Adding heat to homogenous silicate glass created nanoscale regions where the glass melted near the anode to the point of evaporation and remained solid in other sections.
Infrared imaging showed that seconds of the glass were 1,000 degrees warmer than the rest of the sample indicating that the structure of the glass had been changed at the nanoscale and those regions were heated to a higher level than the rest of the glass.
“The team then undertook a systematic study to monitor the temperature of glass,” the article explained. “They used high-resolution infrared pyrometers to map out the temperature profile of the whole sample. New data together with their previous observations showed that electric field modified the glass dramatically and that they had to modify how Joule's law can be applied.”
The research was recently published in Scientific Reports. The abstract stated:
“According to Joule’s well-known first law, application of electric field across a homogeneous solid should produce heat uniformly in proportion to the square of electrical current.

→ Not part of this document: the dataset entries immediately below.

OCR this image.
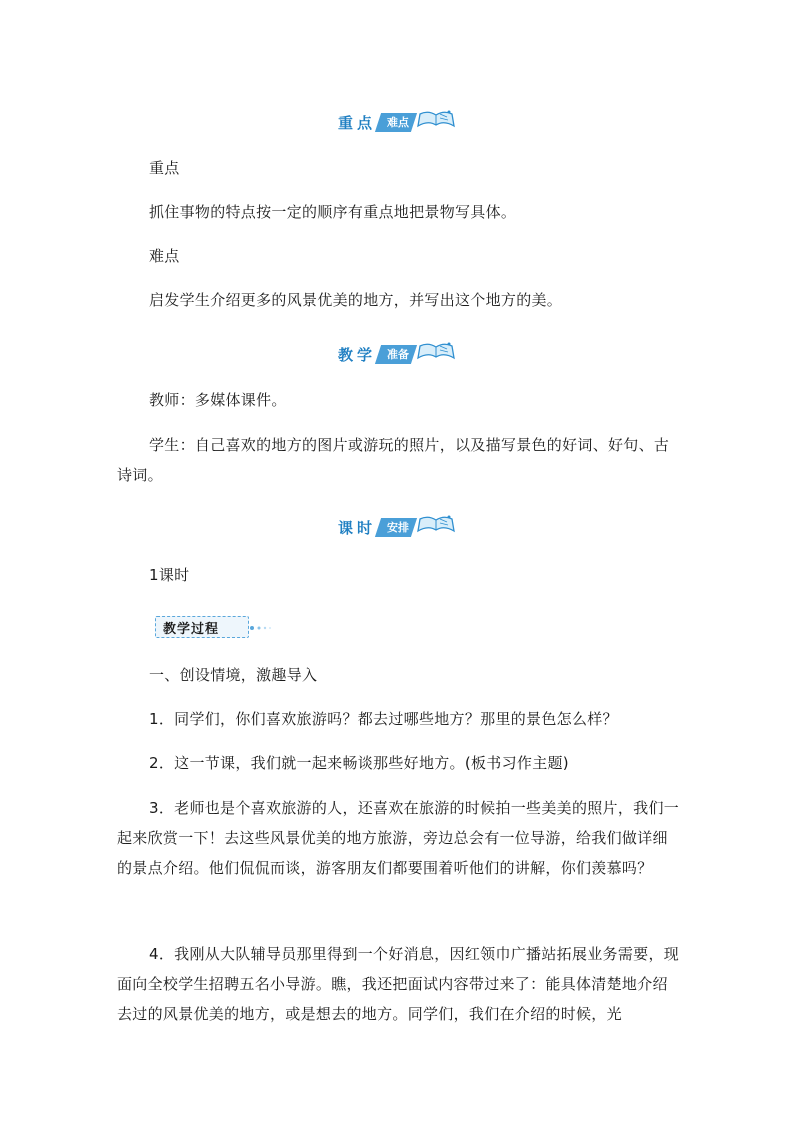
重点	难点

重点

抓住事物的特点按一定的顺序有重点地把景物写具体。

难点

启发学生介绍更多的风景优美的地方，并写出这个地方的美。

教学	准备

教师：多媒体课件。

学生：自己喜欢的地方的图片或游玩的照片，以及描写景色的好词、好句、古诗词。

课时	安排

1课时

教学过程

一、创设情境，激趣导入

1．同学们，你们喜欢旅游吗？都去过哪些地方？那里的景色怎么样？

2．这一节课，我们就一起来畅谈那些好地方。(板书习作主题)

3．老师也是个喜欢旅游的人，还喜欢在旅游的时候拍一些美美的照片，我们一起来欣赏一下！去这些风景优美的地方旅游，旁边总会有一位导游，给我们做详细的景点介绍。他们侃侃而谈，游客朋友们都要围着听他们的讲解，你们羡慕吗？

4．我刚从大队辅导员那里得到一个好消息，因红领巾广播站拓展业务需要，现面向全校学生招聘五名小导游。瞧，我还把面试内容带过来了：能具体清楚地介绍去过的风景优美的地方，或是想去的地方。同学们，我们在介绍的时候，光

“Here we report strong departure from this expectation for common, homogeneous ionic solids such as alkali silicate glasses when subjected even to moderate fields (~100 V/cm). Unlike electronically conducting metals and semiconductors, with time the heating of ionically conducting glass becomes extremely inhomogeneous with the formation of a nanoscale alkali-depletion region, such that the glass melts near the anode, even evaporates, while remaining solid elsewhere.
“In situ infrared imaging shows and finite element analysis confirms localized temperatures more than thousand degrees above the remaining sample depending on whether the field is DC or AC. These observations unravel the origin of recently discovered electric field induced softening of glass.
“The observed highly inhomogeneous temperature profile point to the challenges for the application of Joule’s law to the electrical performance of glassy thin films, nanoscale devices, and similarly-scaled phenomena.”